Will Microsoft use the Kinect camera as a new form of insidious DRM?

An interesting/disturbing patent application emerged this week, one made by Microsoft, in which the company plans to use Kinect to enforce a new sinister form of DRM. The DRM would enforce a new kind of rights management under which users pay not just for a time limited usage of video content (ie. a rental), but would also have to pay for each additional user that watches the video. The patent suggest a way for Kinect to detect how many people are watching, and limit playback or charge the users more when a certain number is reached.

Now, patent applications are a dime a dozen, and most are for ideas that will never become reality, so it’s not really worth getting all worked up about this at all. But you just know that some suit somewhere in Hollywood actually thinks this is a great idea. As consumers, we have to be vigilant and we have to let rights holders know what is and isn’t acceptable – pay-per-viewer is definitely not an acceptable trend.

If anything, the trends has moved away from transaction based rental and purchasing, and towards the all-you-can-eat variety. Adding “viewer based transactions” will be a serious step backwards.


As mentioned earlier, NPD has released October’s US video game sales report, and the Xbox 360 yet again was the most dominant console, having managed to grab 56% of the home based console market share.

Wii U ZombiU

Can the Wii U’s more “hardcore gamer” focus win back gamers from the Xbox 360 and PS3?

The Xbox 360 sales figures still represent a 31% decline compared to the same month last year. With the holiday period coming up, Microsoft will hope sales will start to pick up, because declines like this point to the need of a new console. I’m still hoping a good set of Wii U results, when it’s released in mid November, will prompt the company to start releasing hardware sales results again (I think they may do it if sales exceed that of the Xbox 360, but then perhaps if that happens, Microsoft will become less forthcoming with their own results).

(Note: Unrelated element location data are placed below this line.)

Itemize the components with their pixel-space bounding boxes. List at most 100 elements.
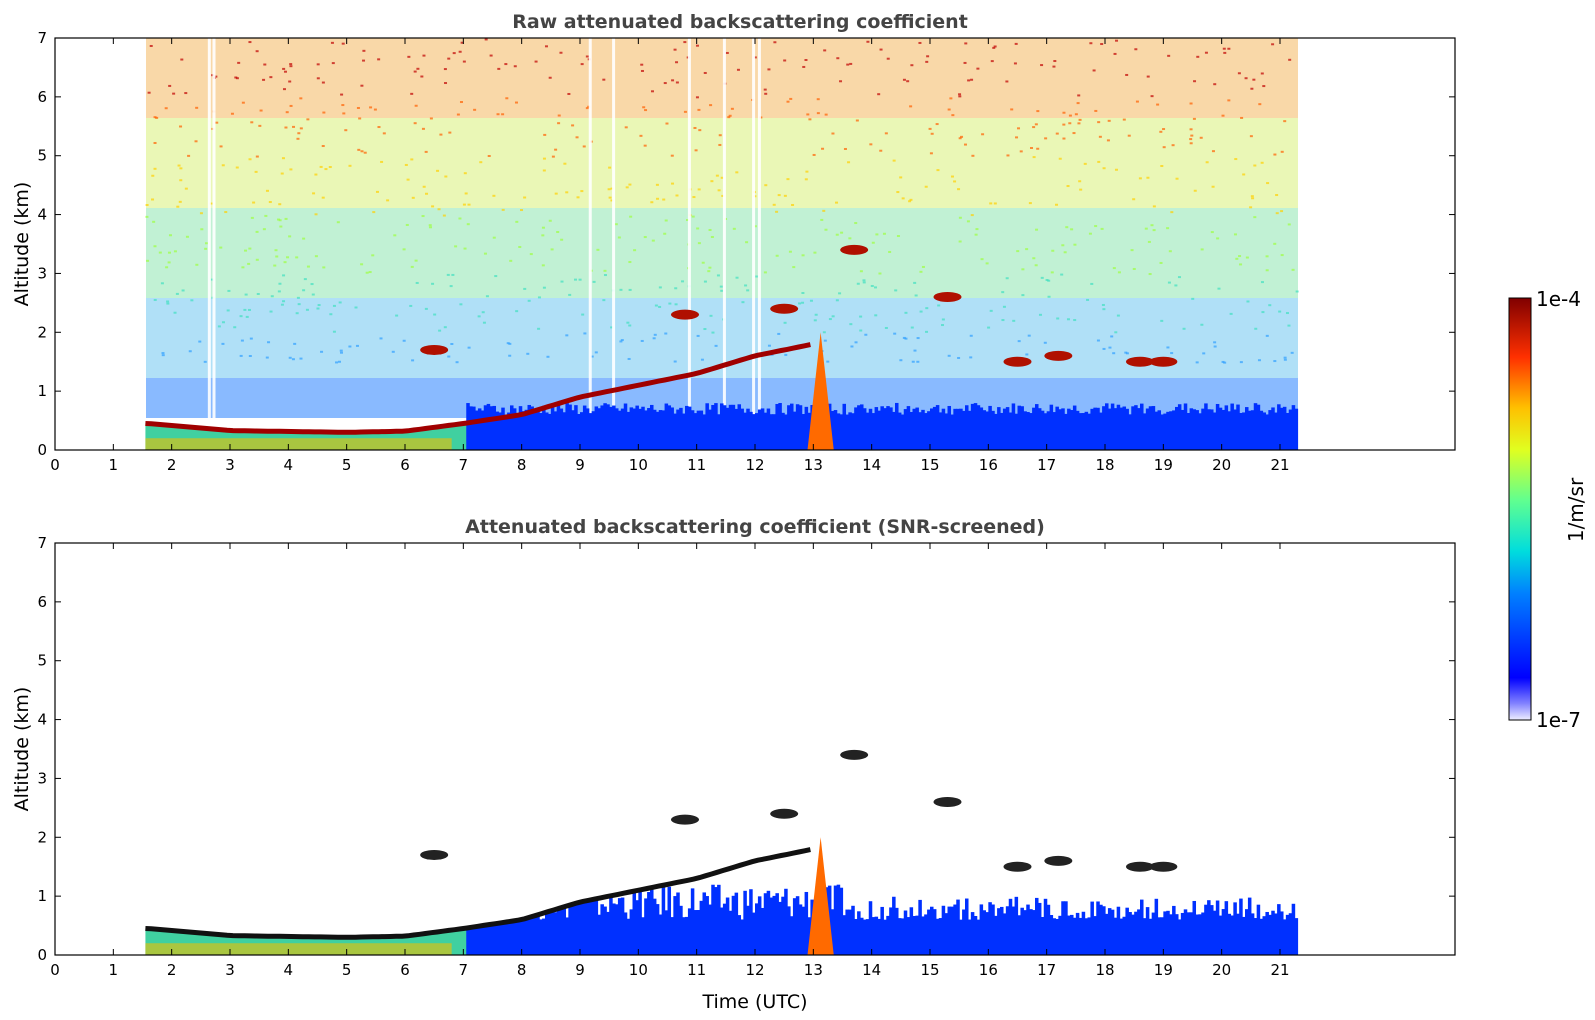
boundary-layer-column — [1192, 409, 1197, 450]
noise-pixel — [1112, 267, 1116, 270]
noise-pixel — [215, 121, 219, 124]
noise-pixel — [674, 287, 678, 290]
noise-pixel — [1078, 180, 1082, 183]
boundary-layer-column — [927, 411, 931, 450]
noise-pixel — [1021, 294, 1025, 297]
boundary-layer-column — [577, 413, 581, 450]
boundary-layer-column — [1221, 909, 1226, 955]
boundary-layer-column — [466, 928, 470, 955]
noise-pixel — [1034, 264, 1038, 267]
boundary-layer-column — [157, 424, 161, 450]
noise-pixel — [617, 236, 621, 239]
noise-pixel — [332, 330, 336, 333]
noise-pixel — [168, 234, 172, 237]
noise-pixel — [720, 289, 724, 292]
noise-pixel — [1275, 194, 1279, 197]
boundary-layer-column — [171, 930, 176, 955]
noise-pixel — [910, 64, 914, 67]
boundary-layer-column — [580, 902, 584, 955]
noise-pixel — [1073, 243, 1077, 246]
boundary-layer-column — [1142, 413, 1147, 450]
noise-pixel — [975, 228, 979, 231]
bottom-x-tick-label: 18 — [1095, 961, 1114, 979]
boundary-layer-column — [512, 408, 517, 450]
noise-pixel — [958, 240, 962, 243]
noise-pixel — [448, 131, 452, 134]
bottom-x-axis-label: Time (UTC) — [701, 991, 807, 1013]
cloud-patch — [1044, 855, 1073, 866]
noise-pixel — [1016, 250, 1020, 253]
boundary-layer-column — [168, 425, 173, 450]
boundary-layer-column — [985, 411, 989, 450]
boundary-layer-column — [1102, 906, 1106, 955]
noise-pixel — [179, 125, 183, 128]
noise-pixel — [248, 158, 252, 161]
boundary-layer-column — [1230, 915, 1234, 955]
noise-pixel — [1032, 257, 1036, 260]
bottom-x-tick-label: 9 — [575, 961, 585, 979]
noise-pixel — [848, 237, 852, 240]
data-gap-streak — [752, 38, 756, 450]
boundary-layer-column — [1177, 404, 1182, 450]
noise-pixel — [1288, 58, 1292, 61]
noise-pixel — [909, 105, 913, 108]
boundary-layer-column — [918, 412, 922, 450]
noise-pixel — [1066, 185, 1070, 188]
noise-pixel — [919, 270, 923, 273]
noise-pixel — [1043, 341, 1047, 344]
noise-pixel — [658, 286, 662, 289]
noise-pixel — [1245, 256, 1249, 259]
boundary-layer-column — [1274, 412, 1278, 450]
noise-pixel — [736, 68, 740, 71]
noise-pixel — [839, 80, 843, 83]
noise-pixel — [221, 164, 225, 167]
boundary-layer-column — [988, 902, 992, 955]
bottom-x-tick-label: 21 — [1270, 961, 1289, 979]
boundary-layer-column — [862, 408, 867, 450]
noise-pixel — [411, 359, 415, 362]
boundary-layer-column — [1096, 407, 1100, 450]
boundary-layer-column — [1285, 914, 1290, 955]
noise-pixel — [864, 333, 868, 336]
boundary-layer-column — [530, 406, 534, 450]
noise-pixel — [608, 196, 612, 199]
noise-pixel — [1170, 211, 1174, 214]
noise-pixel — [254, 170, 258, 173]
noise-pixel — [784, 353, 788, 356]
noise-pixel — [505, 97, 509, 100]
noise-pixel — [316, 307, 320, 310]
noise-pixel — [911, 360, 915, 363]
noise-pixel — [822, 331, 826, 334]
boundary-layer-column — [763, 412, 768, 450]
noise-pixel — [1073, 319, 1077, 322]
noise-pixel — [777, 194, 781, 197]
noise-pixel — [161, 354, 165, 357]
noise-pixel — [1253, 164, 1257, 167]
noise-pixel — [467, 346, 471, 349]
noise-pixel — [786, 178, 790, 181]
bottom-y-tick-label: 7 — [37, 534, 47, 552]
noise-pixel — [902, 78, 906, 81]
boundary-layer-column — [752, 414, 756, 450]
noise-pixel — [262, 78, 266, 81]
noise-pixel — [1088, 232, 1092, 235]
boundary-layer-column — [772, 414, 777, 450]
noise-pixel — [813, 251, 817, 254]
boundary-layer-column — [1198, 914, 1202, 955]
boundary-layer-column — [848, 412, 852, 450]
boundary-layer-column — [769, 414, 774, 450]
boundary-layer-column — [556, 909, 561, 955]
boundary-layer-column — [979, 904, 984, 955]
bottom-x-tick-label: 20 — [1212, 961, 1231, 979]
noise-pixel — [628, 288, 632, 291]
bottom-y-axis-label: Altitude (km) — [11, 687, 33, 812]
noise-pixel — [801, 301, 805, 304]
noise-pixel — [828, 318, 832, 321]
boundary-layer-column — [1116, 404, 1121, 450]
boundary-layer-column — [451, 930, 456, 955]
noise-pixel — [494, 275, 498, 278]
top-x-tick-label: 4 — [284, 456, 294, 474]
noise-pixel — [344, 129, 348, 132]
noise-pixel — [735, 276, 739, 279]
boundary-layer-column — [790, 403, 794, 450]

But don’t discount the Xbox 360 just yet – the launch of Halo 4 might be at just the right time going into the holiday period, and none of the previews so far indicate that the Wii U is, graphically at least, that much more powerful than the 360 and PS3. So for the Wii U, it all depends on whether the tablet controller can be used to full effect, and whether that’s enough of a differentiator to make it stand out. Well at the very least, Nintendo’s flagship console will no longer be considered a technological throwback (not until the PS4 and Xbox 720 comes out anyway).

That’s all for this week. Have a good one, and see you in seven.